Todays requirements are different because the hardware is vastly 
different and usage patterns shift quickly to make use of the new 

Graphics cards of X11 design era were not safe to use by multiple 
applications simultaneously (or no direct access at all) so a mediator 
was needed (graphics server), memory access was cheap but CPU and 
graphics cards were the bottlenecks. So X server along with some 
inter-process communication was a good engineering decision.

Today we have (3D) vector capable graphics cards that emulate the 2D 
part using 3D engine, multiple applications can use the card without 
lockup or isolation problems. Basically we have a DMA pipeline to the 
card, using IRQ-s for flow control. We can mostly take the DMA pipeline 
directly to the applications using a thin kernel driver and userspace 
library, and do the acceleration stuff in another userspace library. No 
need for graphics server because of IPC latency and memory latency of 
passing data and control.

Thus the gradual migration to clever clientside libraries that can make 
use of vector API-s directly when the time comes.
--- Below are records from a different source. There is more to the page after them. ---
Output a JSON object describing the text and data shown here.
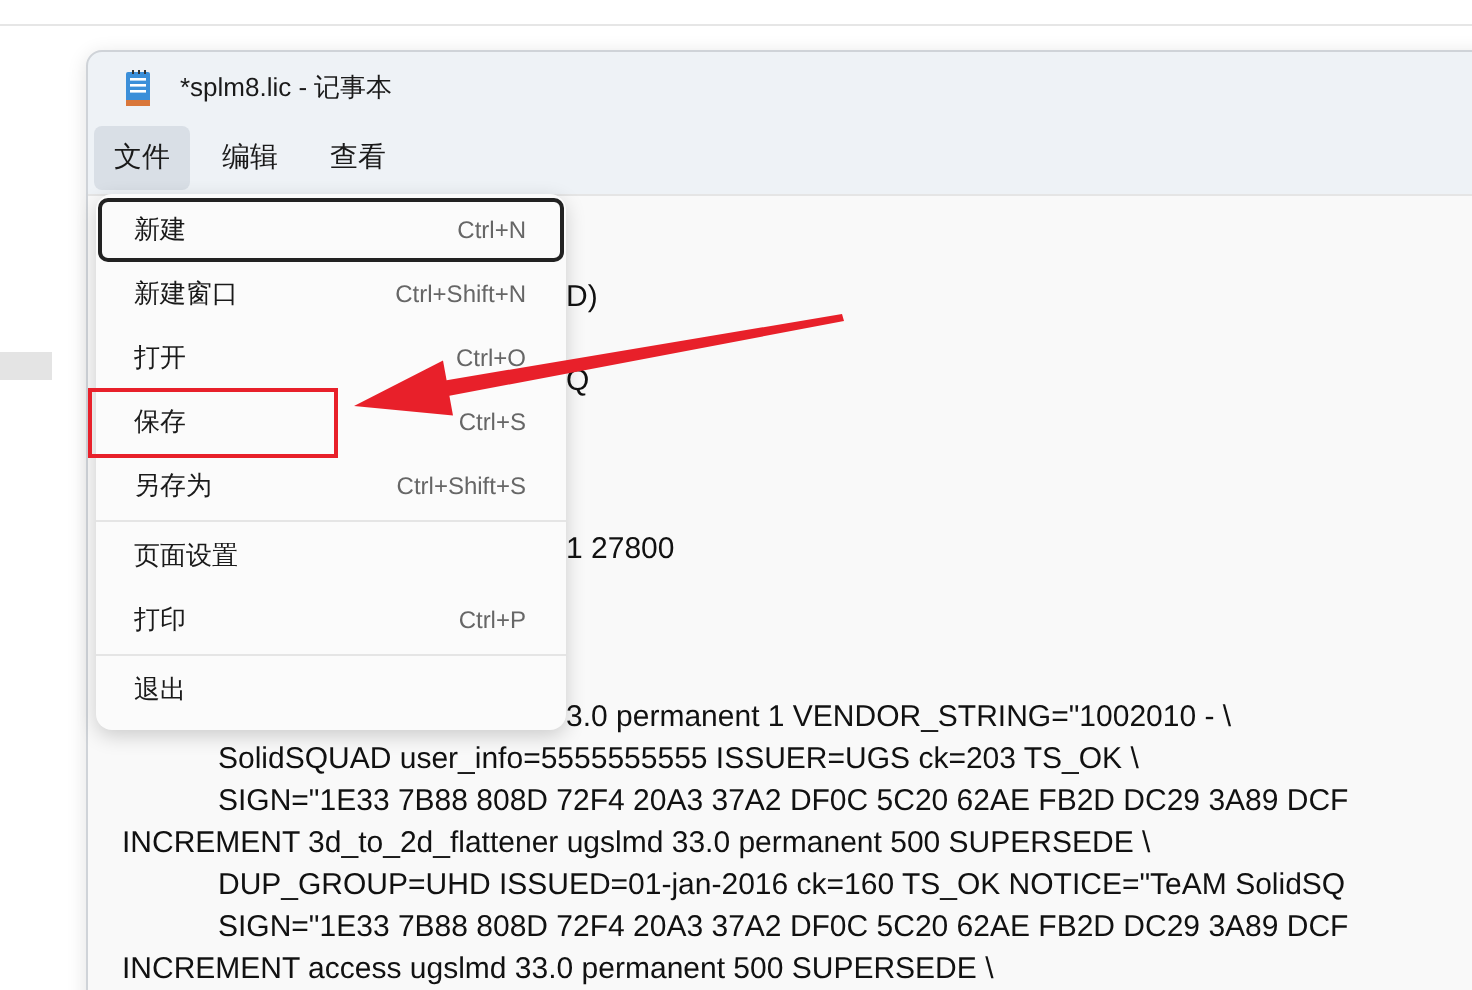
{
  "window": {
    "title": "*splm8.lic - 记事本"
  },
  "menu_bar": [
    {
      "label": "文件",
      "selected": true
    },
    {
      "label": "编辑",
      "selected": false
    },
    {
      "label": "查看",
      "selected": false
    }
  ],
  "file_menu": [
    {
      "kind": "item",
      "label": "新建",
      "shortcut": "Ctrl+N",
      "focused": true,
      "highlighted": false
    },
    {
      "kind": "item",
      "label": "新建窗口",
      "shortcut": "Ctrl+Shift+N",
      "focused": false,
      "highlighted": false
    },
    {
      "kind": "item",
      "label": "打开",
      "shortcut": "Ctrl+O",
      "focused": false,
      "highlighted": false
    },
    {
      "kind": "item",
      "label": "保存",
      "shortcut": "Ctrl+S",
      "focused": false,
      "highlighted": true
    },
    {
      "kind": "item",
      "label": "另存为",
      "shortcut": "Ctrl+Shift+S",
      "focused": false,
      "highlighted": false
    },
    {
      "kind": "separator"
    },
    {
      "kind": "item",
      "label": "页面设置",
      "focused": false,
      "highlighted": false
    },
    {
      "kind": "item",
      "label": "打印",
      "shortcut": "Ctrl+P",
      "focused": false,
      "highlighted": false
    },
    {
      "kind": "separator"
    },
    {
      "kind": "item",
      "label": "退出",
      "focused": false,
      "highlighted": false
    }
  ],
  "editor_lines": [
    {
      "kind": "blank"
    },
    {
      "kind": "after_menu",
      "text": "D)"
    },
    {
      "kind": "blank"
    },
    {
      "kind": "after_menu",
      "text": "Q"
    },
    {
      "kind": "blank"
    },
    {
      "kind": "blank"
    },
    {
      "kind": "blank"
    },
    {
      "kind": "after_menu",
      "text": "1 27800"
    },
    {
      "kind": "blank"
    },
    {
      "kind": "blank"
    },
    {
      "kind": "blank"
    },
    {
      "kind": "after_menu",
      "text": "3.0 permanent 1 VENDOR_STRING=\"1002010 - \\"
    },
    {
      "kind": "indent",
      "text": "SolidSQUAD    user_info=5555555555 ISSUER=UGS ck=203 TS_OK \\"
    },
    {
      "kind": "indent",
      "text": "SIGN=\"1E33 7B88 808D 72F4 20A3 37A2 DF0C 5C20 62AE FB2D DC29 3A89 DCF"
    },
    {
      "kind": "flush",
      "text": "INCREMENT 3d_to_2d_flattener ugslmd 33.0 permanent 500 SUPERSEDE \\"
    },
    {
      "kind": "indent",
      "text": "DUP_GROUP=UHD ISSUED=01-jan-2016 ck=160 TS_OK NOTICE=\"TeAM SolidSQ"
    },
    {
      "kind": "indent",
      "text": "SIGN=\"1E33 7B88 808D 72F4 20A3 37A2 DF0C 5C20 62AE FB2D DC29 3A89 DCF"
    },
    {
      "kind": "flush",
      "text": "INCREMENT access ugslmd 33.0 permanent 500 SUPERSEDE \\"
    }
  ]
}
So DPS would need to be interpreted in the application itself and would 
be a userspace API. For a protocol, it might have been OK but as an API 
it probably would not be worth much.

Also, current drawing models use vector and transparency (the "PDF" 
model), Postscript can use vector well but lacks transparency and has 
opaque colors only (can not use the full capabilities of the graphics 
cards). Not that transparency is worth much in any static image that you 
stare (more strain to the brain to interpret it) but it has its uses to 
make some transitions more intuitive.